Pasipha variistriata

Scientific classification
- Kingdom: Animalia
- Phylum: Platyhelminthes
- Order: Tricladida
- Family: Geoplanidae
- Genus: Pasipha
- Species: P. variistriata
- Binomial name: Pasipha variistriata Amaral & Leal-Zanchet, 2018

= Pasipha variistriata =

- Authority: Amaral & Leal-Zanchet, 2018

Species of flatworm

Pasipha variistriata is a species of land planarian belonging to the subfamily Geoplaninae. It is found within Brazil.

==Description==
Pasipha variistriata has an elongated body with parallel margins; it has a rounded anterior tip and a pointed posterior tip.

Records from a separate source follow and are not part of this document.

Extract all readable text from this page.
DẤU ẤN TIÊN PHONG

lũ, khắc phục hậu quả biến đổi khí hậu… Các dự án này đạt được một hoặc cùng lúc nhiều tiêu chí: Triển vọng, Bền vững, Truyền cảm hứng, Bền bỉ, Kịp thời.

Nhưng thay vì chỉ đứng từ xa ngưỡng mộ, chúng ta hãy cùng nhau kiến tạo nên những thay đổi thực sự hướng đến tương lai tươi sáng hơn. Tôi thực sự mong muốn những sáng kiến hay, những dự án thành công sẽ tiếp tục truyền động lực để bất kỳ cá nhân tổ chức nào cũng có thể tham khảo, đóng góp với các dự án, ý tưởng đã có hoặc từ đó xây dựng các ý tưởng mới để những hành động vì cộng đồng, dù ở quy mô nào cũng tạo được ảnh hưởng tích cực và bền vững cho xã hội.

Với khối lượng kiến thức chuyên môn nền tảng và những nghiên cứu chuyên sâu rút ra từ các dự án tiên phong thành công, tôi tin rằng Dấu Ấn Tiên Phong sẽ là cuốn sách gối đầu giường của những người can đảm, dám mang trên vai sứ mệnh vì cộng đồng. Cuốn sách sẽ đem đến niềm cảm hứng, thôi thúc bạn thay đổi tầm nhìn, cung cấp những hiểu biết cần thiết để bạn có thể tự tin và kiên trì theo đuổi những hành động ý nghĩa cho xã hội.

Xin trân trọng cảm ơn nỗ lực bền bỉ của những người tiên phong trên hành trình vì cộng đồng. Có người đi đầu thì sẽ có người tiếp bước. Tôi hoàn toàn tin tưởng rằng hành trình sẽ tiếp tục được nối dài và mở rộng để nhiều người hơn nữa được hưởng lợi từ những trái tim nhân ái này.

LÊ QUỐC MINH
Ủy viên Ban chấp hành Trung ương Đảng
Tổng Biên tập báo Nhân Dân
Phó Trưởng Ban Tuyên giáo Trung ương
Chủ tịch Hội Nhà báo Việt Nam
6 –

It can reach up to 85 mm in length. The dorsum can range from dark brown to light brown in color. In the anterior third and posterior tip of the body, a pale yellow median stripe can be seen. In some cases, this stripe is bordered by dark pigment, and some members of the species may have two black lateral stripes. The ventral side of the body is gray with dark margins.

==Etymology==
The specific epithet is derived from the Latin words varius and striata, literally meaning "variable" and "striped", respectively. This is in reference to the varying stripes of the species on certain specimens.

==Distribution==
P. variistriata is only known to be found in the municipality of General Carneiro in Paraná, Brazil.